Noi non siamo come il compagno Stalin che in Russia dal 1917 al 1941 fece assassinare circa un milione di fedeli, due milioni e mezzo finirono nei gulag, centinaia di migliaia finirono in prigione e di tutte queste persone non si è saputo mai la loro sorte, ricordiamo che nel 1926 aveva messo per iscritto che la fede attentava allo Stato e al partito, ecco perché non ci spieghiamo queste folgorazioni sulla via di Damasco di alcuni personaggi.


Abbiamo letto che il Sindaco di Sonnino ha scritto che dopo diciassette anni finalmente la chiesa di S. Francesco è stata riaperta al culto, ebbene vogliamo ricordare al Sindaco che in questi diciassette anni ha fatto parte della maggioranza dell’amministrazione comunale prima come assessore alla cultura e dopo come vicesindaco, quindi le responsabilità che la chiesa è rimasta chiusa tutti questi anni sono soprattutto le sue.

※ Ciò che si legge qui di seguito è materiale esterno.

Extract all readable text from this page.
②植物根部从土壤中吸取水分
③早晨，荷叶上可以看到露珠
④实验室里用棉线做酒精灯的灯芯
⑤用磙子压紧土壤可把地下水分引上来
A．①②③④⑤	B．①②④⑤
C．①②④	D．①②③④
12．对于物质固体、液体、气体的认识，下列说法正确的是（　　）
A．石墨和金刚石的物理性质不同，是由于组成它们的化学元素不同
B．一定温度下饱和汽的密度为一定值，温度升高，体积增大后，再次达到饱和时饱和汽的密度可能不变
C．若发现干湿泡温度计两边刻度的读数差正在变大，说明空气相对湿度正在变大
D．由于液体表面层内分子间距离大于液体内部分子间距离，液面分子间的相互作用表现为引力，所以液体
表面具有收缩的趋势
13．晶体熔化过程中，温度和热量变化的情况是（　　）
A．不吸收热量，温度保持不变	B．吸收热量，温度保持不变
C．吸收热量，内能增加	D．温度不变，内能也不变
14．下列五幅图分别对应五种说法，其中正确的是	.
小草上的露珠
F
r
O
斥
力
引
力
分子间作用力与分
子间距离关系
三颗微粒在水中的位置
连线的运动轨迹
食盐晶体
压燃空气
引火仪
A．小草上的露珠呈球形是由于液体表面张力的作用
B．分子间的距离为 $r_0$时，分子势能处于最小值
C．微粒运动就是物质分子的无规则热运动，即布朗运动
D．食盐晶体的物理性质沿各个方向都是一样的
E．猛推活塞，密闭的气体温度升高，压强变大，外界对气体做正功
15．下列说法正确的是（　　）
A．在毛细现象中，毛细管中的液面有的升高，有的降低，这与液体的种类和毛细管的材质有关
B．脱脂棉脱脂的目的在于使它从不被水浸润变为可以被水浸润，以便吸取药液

Ha ringraziato le ditte che hanno contribuito al restauro della chiesa, queste ditte sono state pagate: euro 7.320,00 per la levigatura e lucidatura dei pavimenti, euro 2.333,68 per l’acquisto di n° 4 vetri temperati, una piattaforma telescopica costata euro 1.037,00, il restauro di n° 30 banchi in legno euro 5.490,00 in totale sono 14.080,68 euro.

Quindi noi ringraziamo i cittadini di Sonnino che con il pagamento dei tributi hanno permesso la riapertura della chiesa. Quindi secondo noi non serve strumentalizzare la religione per fini propagandistici da persone che se hanno varcato una soglia di una chiesa nella loro vita un paio di volte è dire tanto, strumentalizzazione permessa dal parroco Don Felice Aquino al quale ricordiamo che la religione è una cosa e la politica è un altra realtà e a tal proposito ricordiamo a tutti un passo del vangelo secondo Marco: “Il giorno dopo entrò di nuovo nel tempio e cominciò a cacciare fuori quelli che vendevano e quelli che compravano, rovesciò i tavoli dei cambiamonete e le sedie dei venditori di colombe. Gesù giustifica questo suo agire con una parola del profeta Isaia che Egli integra con una parola di Geremia: La mia casa sarà chiamata casa di preghiera per tutte le nazioni. Voi invece ne avete fatto un covo di ladri”. (Me 11,17; cfr Is 56,7; Ger 7,11)”.